Many times (not to say always) we imagine those signature restaurants are the ones carrying through the most pornographic kind of waste. Nothing would be further from the truth. Mafalda Pinto Nunes, the director of the Restaurant Tapisco de Henrique Sá Pessoa, considered the 38th Best World Chef by The Best Chef’s Award in 2021 (with two Michelin stars with the restaurant Alma), is responsible for the ambit we now approach. “The Tapisco case is very indicative that when there is a solid structure behind what is being done (Plateform), whether in terms of stock management, orders or costs, whether in hygiene and food safety, it is almost enough to already make food waste very close to zero”, she explains. “There are core measures that we apply that I believe help prevent wastage. In a restaurant like Tapisco, where there is a fixed menu, and each dish is composed of a technical sheet, which contains the ingredients and quantities it produces, besides indicating the way to prepare it, we already are aware of what we need to have in stock.” The crucial part is knowing how to manage it “in a way that there is no shortage of product but also no excess.” This is the frontier. 
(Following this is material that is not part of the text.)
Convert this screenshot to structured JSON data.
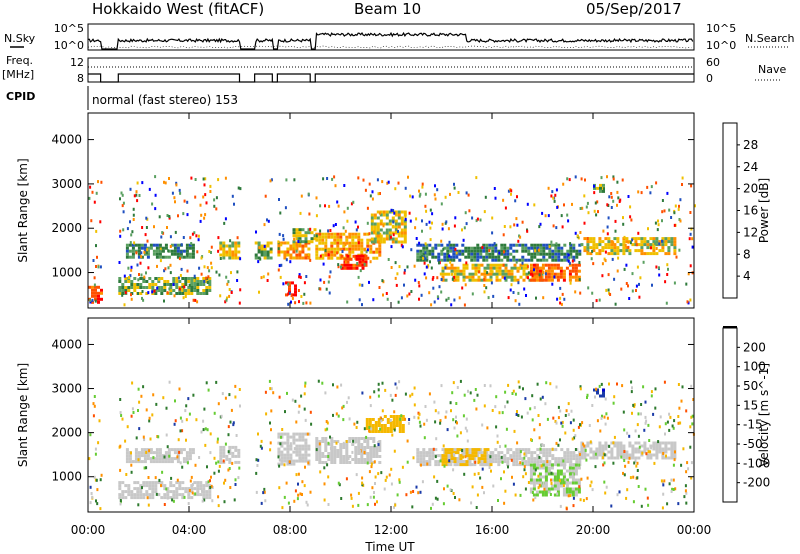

But Mafalda is versed in this solid structure that lays beneath, determining: “I am referring to the fact that, for example, we have management tools that help us in the thinking process of outlining strategies to go about our daily orders. To know what the sales by product category in a certain period are, is very precious information, though it is not 100% reliable in the sense that no two days are the same (we can sell more, less, different, etc.), it works as a base. I honestly believe that without this and other tools it would be much harder to avoid wastage. We must come up with a solution as to how we can avoid wastage from the start. And one of the most important ones”, she concludes. And then what happens to the said leftovers? “It is incredible, but we have very little leftovers and what we do have would hardly qualify as an object of repurposing for institutions/ people. I am referring to the heads and shells of shrimps, scraps from jambon, vegetable stalks, amongst others. Being that it is not possible to avoid all leftovers entirely, we look for ways to use them”, she states. But how? “It’s simple, with shrimp heads and shells we do a delicious broth, the scraps of jambon are used for the same end. The vegetable stalks are good for soup for the staff. I would risk saying nothing ever goes in the trash”, she smiles, proudly. After all, and as suspected, what was made a practice in one of the capital’s best restaurants is also carried on at home. It’s Mafalda who says it: “Those who speak of stock and order management for a restaurant also do it for their own home. If we think twice about the need to buy a certain food or when we actually intend on consuming it, we will certainly avoid for it to end in the trash.” And what about adding a couple more stars to the sustainable practices we practice chez nous? They don’t have to be Michelin. For now, of course. In a few years, we’ll see.